After spending an entire election cycle spewing ridiculous nonsense, it’s no surprise that Kellyanne Conway and the Trump campaign climbed back aboard the crazy train on Monday to say that Donald Trump’s Electoral College victory on Nov. 8 was a “landslide.”
306. Landslide. Blowout. Historic. https://t.co/ObYZDo8cBq
— Kellyanne Conway (@KellyannePolls) November 28, 2016
The tweet from Trump’s former campaign manager came shortly after it was announced that the president-elect officially carried the state of Michigan’s 16 electoral votes.
As Conway correctly noted, that brings the final Electoral College tally to 306 votes for Trump and 232 for Hillary Clinton – hardly a historic blowout, no matter how you slice it.
Nate Silver of FiveThrityEight was quick to pounce on Conway’s assertion using historical data and a little bit of sarcasm.
Trump won in the 44th biggest landslide out of the past 54 elections. Pretty epic. https://t.co/TFouy56v2A
— Nate Silver (@NateSilver538) November 28, 2016
Silver challenged the “blowout” claim in a piece titled “War Is Peace. Freedom Is Slavery. Trump Won In A Landslide,” in which the stats guru called Conway’s comment “Orwellian” and said Trump’s electoral victory was “decidedly below-average.”
More from Silver:
But in a historical context, Trump’s Electoral College performance is decidedly below-average. So it’s a bit Orwellian to call it a “landslide” or a “blowout.” There have been 54 presidential elections since the ratification of the 12th Amendment in 1804. (Before that, presidential electors cast two votes each, making it hard to compare them to present-day elections.) Of those 54 cases, Trump’s share of the electoral vote — assuming there are no faithless electors or results overturned by recounts — ranks 44th.
Not only was Trump’s victory not yuge, as Silver wrote, but it was actually pretty unimpressive. The terms “landslide” and “blowout” aren’t the appropriate adjectives to describe it.
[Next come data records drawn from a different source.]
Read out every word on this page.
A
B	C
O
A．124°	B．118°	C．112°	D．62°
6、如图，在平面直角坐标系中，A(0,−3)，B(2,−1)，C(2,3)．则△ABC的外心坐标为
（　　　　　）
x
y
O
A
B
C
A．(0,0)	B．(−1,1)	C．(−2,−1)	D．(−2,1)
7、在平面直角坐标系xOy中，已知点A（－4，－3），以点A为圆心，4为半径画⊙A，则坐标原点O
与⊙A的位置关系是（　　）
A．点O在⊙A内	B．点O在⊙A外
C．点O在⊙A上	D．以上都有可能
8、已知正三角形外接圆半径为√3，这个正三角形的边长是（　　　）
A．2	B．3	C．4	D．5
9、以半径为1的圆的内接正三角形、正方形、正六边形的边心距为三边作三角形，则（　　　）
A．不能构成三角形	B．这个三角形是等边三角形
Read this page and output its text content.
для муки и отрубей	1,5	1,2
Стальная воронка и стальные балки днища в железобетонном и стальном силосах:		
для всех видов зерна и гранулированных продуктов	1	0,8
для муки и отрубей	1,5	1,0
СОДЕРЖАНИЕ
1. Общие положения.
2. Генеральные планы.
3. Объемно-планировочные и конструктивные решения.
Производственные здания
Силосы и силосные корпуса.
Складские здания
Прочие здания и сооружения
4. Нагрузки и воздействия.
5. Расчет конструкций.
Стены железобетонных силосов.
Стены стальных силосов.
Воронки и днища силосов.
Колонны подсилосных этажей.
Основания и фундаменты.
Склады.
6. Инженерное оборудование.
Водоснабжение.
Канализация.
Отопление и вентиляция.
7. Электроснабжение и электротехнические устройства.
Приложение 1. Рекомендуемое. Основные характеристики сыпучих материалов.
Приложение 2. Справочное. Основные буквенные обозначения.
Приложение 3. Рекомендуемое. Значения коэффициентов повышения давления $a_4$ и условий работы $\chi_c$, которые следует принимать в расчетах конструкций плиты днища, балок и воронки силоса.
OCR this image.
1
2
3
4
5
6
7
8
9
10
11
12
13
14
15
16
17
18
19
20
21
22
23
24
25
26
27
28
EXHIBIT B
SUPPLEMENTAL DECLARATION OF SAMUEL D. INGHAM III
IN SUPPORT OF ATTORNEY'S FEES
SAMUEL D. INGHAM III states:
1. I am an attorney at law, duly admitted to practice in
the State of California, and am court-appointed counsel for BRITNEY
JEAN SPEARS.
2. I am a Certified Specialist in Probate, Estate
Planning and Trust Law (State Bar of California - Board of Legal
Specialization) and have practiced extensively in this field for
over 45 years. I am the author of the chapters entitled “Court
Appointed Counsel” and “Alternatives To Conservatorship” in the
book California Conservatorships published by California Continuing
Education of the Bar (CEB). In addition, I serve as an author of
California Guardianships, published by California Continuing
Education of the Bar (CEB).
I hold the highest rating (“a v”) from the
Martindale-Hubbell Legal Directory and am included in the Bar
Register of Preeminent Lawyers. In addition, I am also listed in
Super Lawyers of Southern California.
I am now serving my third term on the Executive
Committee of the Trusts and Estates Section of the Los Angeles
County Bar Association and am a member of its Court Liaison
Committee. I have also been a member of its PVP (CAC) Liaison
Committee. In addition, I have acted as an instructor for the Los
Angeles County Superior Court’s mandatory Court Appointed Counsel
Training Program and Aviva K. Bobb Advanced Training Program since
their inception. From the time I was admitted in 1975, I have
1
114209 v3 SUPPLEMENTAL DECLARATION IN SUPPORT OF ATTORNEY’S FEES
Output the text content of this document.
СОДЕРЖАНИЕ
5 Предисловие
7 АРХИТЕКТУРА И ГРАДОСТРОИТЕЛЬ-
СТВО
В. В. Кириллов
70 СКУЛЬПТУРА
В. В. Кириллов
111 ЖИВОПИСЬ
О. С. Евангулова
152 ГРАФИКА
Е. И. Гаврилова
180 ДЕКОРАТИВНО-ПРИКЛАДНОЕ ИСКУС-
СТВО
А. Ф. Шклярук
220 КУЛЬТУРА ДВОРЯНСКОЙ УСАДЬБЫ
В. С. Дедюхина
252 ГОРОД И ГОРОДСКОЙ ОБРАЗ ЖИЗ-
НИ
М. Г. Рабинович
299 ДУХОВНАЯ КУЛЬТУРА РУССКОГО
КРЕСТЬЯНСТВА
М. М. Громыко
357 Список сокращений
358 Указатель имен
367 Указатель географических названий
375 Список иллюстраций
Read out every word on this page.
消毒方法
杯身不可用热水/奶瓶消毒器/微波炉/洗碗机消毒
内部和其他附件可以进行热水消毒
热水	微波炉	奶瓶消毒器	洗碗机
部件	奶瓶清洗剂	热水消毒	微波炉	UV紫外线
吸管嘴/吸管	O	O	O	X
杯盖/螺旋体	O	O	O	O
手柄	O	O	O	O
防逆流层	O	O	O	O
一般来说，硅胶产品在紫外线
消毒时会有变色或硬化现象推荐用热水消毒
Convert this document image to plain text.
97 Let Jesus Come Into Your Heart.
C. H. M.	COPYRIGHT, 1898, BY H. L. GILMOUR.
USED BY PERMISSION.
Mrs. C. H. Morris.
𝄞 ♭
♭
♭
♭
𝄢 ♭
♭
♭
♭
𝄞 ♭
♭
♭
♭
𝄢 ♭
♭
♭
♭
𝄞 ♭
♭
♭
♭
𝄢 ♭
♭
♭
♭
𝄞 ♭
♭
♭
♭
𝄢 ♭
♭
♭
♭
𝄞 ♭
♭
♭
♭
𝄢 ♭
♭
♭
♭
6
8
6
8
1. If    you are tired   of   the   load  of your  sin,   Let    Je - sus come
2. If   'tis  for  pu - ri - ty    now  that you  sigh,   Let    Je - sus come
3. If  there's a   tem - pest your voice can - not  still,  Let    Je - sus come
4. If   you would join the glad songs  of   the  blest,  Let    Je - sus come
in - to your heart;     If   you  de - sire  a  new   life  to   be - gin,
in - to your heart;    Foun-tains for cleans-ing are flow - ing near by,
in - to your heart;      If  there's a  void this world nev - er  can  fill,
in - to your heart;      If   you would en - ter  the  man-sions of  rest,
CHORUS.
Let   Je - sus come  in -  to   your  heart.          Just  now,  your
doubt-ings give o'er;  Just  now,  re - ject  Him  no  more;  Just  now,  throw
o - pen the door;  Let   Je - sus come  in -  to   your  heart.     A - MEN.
Conway’s assertion that the election outcome was “historic” does have some credence, however.
After all, Hillary Clinton is on pace to win the popular vote by 2.5 to 2.7 million votes – and she is on track to win more votes than any presidential candidate in history, aside from Barack Obama.
Despite all that, the former Secretary of State will not be the next President of the United States, and Donald Trump will.